Wednesday, November 4, 2015

The Way It Was - First Wednesday

My article in The Way It Was this month:



Westinghouse Story
by
Mollie Lyon


We all know people affected by that mile long building along Sharpsville Avenue in Sharon. Right on the sidewalk looming over the car, it seemed to never end, as my dad drove us to my grandmother's. Over fifty acres of industrialization appeared other worldly to a small child. Westinghouse, for over sixty years, 1922-1985, dominated Shenango Valley's economy. My grandfather moved here from Pittsburgh, my first oral history of the plant on that site from my mother's recollections. He worked in the office. What brought him here? What is the real history? The story of Westinghouse coming to Sharon, Pennsylvania called me.
The first factory on this site established in 1867, as Atlantic Irons Works. This plant had several furnaces and six trains of roll. Natural gas fueled production of bar, plate, hoop, rod inn and nails. Ownership passed hands often with names that sprinkled our area yet today, becoming P. I. Kimberly and Company in 1881.
1904, John Stevenson bought out Driggs-Seabury Ordance Corporation of Philadelphia. He erected buildings in Sharon. All the machinery was moved from Philadelphia and installed in the present plant in 1905.
Driggs merged with Savage Arms in 1915, famous for Lewis machine guns in WWI. Before the war, the factory made Vulcan small trucks and the only car from the Shenango Valley, the Twombly. Even then, they searched for economy cars. It was a cross between a car and a cycle that cost about a hundred dollars less than a Model T. The potential of the car killed by Twombly's own personal problems leading to bankruptcy. But cyclecars also proved unreliable, unable to compete with the Model T.
In 1922, Westinghouse acquired the plant from Savage Corporation to settle a debt.
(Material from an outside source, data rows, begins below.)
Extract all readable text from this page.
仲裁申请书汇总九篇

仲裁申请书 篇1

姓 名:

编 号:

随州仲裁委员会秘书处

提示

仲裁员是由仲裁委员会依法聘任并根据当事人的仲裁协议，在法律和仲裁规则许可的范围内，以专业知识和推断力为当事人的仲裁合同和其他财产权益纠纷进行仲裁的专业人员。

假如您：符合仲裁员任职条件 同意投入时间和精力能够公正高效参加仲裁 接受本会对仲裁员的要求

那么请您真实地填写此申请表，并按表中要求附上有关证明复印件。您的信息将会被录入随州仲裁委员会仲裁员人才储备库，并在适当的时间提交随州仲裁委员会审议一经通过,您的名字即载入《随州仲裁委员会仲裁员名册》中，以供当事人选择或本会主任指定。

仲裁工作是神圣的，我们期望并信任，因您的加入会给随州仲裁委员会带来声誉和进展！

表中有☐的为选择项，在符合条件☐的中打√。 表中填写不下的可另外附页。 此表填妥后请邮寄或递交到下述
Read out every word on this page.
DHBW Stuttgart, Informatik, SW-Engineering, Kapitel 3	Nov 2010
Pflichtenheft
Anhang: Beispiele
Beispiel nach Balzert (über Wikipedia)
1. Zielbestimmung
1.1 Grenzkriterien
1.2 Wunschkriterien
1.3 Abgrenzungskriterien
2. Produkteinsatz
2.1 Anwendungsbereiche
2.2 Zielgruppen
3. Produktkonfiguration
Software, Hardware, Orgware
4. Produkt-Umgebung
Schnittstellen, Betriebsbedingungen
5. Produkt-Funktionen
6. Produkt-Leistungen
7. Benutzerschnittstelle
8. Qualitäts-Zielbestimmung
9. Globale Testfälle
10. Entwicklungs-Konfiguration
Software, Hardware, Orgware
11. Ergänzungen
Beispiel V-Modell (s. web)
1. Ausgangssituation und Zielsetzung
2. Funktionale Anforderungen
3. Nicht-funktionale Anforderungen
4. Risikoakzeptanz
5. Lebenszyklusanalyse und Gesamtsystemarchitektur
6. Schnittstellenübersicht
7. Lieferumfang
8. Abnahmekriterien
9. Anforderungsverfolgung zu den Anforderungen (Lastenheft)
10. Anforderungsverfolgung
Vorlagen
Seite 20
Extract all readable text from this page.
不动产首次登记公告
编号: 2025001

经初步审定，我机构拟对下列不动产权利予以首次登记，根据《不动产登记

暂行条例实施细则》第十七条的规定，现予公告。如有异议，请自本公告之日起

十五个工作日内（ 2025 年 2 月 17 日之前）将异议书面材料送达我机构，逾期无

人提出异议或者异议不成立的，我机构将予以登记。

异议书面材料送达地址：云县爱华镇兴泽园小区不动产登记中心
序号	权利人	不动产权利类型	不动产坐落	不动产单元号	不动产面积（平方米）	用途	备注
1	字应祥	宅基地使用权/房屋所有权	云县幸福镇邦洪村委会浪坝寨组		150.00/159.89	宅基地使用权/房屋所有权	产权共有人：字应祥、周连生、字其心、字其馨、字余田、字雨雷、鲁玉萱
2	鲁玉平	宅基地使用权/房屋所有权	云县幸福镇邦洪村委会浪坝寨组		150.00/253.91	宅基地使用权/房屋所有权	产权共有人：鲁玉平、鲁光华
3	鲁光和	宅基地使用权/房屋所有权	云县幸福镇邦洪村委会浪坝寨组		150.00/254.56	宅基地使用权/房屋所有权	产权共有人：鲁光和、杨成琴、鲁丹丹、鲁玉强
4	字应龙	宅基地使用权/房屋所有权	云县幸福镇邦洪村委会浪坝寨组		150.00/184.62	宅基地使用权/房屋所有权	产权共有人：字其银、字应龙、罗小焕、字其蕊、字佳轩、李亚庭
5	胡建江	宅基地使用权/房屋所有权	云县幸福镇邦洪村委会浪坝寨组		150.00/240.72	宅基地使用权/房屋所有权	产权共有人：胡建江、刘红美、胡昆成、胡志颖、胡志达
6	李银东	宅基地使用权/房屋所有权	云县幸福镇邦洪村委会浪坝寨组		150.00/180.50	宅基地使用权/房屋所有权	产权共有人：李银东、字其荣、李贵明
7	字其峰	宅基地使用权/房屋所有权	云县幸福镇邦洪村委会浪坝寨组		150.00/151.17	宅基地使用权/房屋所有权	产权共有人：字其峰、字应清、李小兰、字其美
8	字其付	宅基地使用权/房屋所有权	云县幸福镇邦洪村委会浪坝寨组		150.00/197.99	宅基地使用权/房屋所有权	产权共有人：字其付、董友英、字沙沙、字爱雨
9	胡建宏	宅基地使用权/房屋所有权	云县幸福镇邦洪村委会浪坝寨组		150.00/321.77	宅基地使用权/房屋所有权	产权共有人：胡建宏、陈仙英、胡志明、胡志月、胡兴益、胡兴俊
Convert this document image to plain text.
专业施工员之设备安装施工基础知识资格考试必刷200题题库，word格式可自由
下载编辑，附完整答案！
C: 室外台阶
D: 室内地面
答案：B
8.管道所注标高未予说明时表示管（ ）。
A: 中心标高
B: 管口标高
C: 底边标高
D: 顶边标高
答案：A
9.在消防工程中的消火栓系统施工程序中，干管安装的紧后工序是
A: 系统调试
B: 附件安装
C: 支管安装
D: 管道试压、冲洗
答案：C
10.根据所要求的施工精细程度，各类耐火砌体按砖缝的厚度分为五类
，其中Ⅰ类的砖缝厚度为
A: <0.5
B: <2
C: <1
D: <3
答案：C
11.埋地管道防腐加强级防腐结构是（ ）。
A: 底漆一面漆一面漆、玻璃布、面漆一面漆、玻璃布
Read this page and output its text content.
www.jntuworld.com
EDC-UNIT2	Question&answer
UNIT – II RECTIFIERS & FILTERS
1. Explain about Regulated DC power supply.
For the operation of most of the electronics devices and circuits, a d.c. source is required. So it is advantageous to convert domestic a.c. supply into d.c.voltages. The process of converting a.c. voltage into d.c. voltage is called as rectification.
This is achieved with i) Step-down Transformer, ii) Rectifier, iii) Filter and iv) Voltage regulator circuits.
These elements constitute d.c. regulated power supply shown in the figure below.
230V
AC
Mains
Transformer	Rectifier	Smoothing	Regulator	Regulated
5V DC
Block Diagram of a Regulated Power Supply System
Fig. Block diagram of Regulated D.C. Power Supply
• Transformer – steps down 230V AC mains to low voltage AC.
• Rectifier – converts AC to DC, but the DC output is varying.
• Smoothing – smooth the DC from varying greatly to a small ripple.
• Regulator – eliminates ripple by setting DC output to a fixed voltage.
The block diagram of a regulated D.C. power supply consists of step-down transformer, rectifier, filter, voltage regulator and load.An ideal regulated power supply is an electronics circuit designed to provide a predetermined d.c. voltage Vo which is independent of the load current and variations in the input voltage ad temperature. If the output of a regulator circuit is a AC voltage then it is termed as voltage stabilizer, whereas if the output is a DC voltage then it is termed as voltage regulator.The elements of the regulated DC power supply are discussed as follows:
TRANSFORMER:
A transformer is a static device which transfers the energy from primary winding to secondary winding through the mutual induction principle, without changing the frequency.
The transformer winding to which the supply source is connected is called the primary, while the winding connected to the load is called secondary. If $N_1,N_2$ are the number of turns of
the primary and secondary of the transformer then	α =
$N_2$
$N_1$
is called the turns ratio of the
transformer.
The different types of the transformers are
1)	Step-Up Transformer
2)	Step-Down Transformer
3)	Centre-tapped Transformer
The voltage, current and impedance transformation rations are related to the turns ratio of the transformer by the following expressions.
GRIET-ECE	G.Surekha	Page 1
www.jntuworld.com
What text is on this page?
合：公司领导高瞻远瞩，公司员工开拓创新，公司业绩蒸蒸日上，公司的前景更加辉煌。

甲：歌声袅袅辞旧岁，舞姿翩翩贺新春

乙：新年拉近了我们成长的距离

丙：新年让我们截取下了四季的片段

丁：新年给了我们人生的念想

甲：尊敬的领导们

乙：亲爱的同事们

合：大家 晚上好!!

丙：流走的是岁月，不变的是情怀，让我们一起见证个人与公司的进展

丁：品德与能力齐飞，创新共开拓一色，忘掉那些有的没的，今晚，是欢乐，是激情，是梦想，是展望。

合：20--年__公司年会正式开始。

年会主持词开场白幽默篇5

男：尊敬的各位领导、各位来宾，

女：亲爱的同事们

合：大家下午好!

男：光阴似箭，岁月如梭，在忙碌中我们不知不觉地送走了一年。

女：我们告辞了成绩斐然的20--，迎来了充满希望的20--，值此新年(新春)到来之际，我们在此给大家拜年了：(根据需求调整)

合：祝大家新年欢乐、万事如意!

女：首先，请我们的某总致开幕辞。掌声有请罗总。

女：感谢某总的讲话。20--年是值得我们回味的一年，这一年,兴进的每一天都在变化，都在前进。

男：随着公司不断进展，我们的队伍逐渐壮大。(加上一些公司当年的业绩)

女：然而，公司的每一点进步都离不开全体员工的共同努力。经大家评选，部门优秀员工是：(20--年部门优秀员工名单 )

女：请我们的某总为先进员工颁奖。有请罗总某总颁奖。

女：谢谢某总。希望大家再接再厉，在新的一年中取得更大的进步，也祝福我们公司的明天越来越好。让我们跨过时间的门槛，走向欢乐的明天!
Westinghouse also expanded with the new acquisition of KDKA. With the Sharon plant, they experimented with transformer production in 1923, that first year, hiring ten women to wind coils. By December 1923, six hundred seventy called Westinghouse their place of employment. I know my grandfather made the transition by then. My mother was born in Sharon that month.
The area provided employment for two thousand two hundred workers by 1924. The corporation continued to grow through the years. My grandfather remained employed through the Great Depression. At the height of WWII, ten thousand helped the war effort through this plant, alone. Rosie the Riveter campaign coined through Westinghouse. My mother followed her father to the plant, sitting over transformers. She left as soon as my dad came stateside the year of 1944 to the state of Georgia.
Along with the other industries in our area, employment at the Westinghouse put food on tables, cars in garages, clothes on backs and dreams in the next generation. Well paying jobs built the middle class a century ago. That plant on Sharpsville Avenue had many names, even before the settlement of the debt to Westinghouse. Then as a Sharon staple, possessed the formal names of Westinghouse Transformer Division, Westinghouse Transformer Department, and Sharon Transformer Division.  We in the Valley, simply called it, “The Westinghouse.”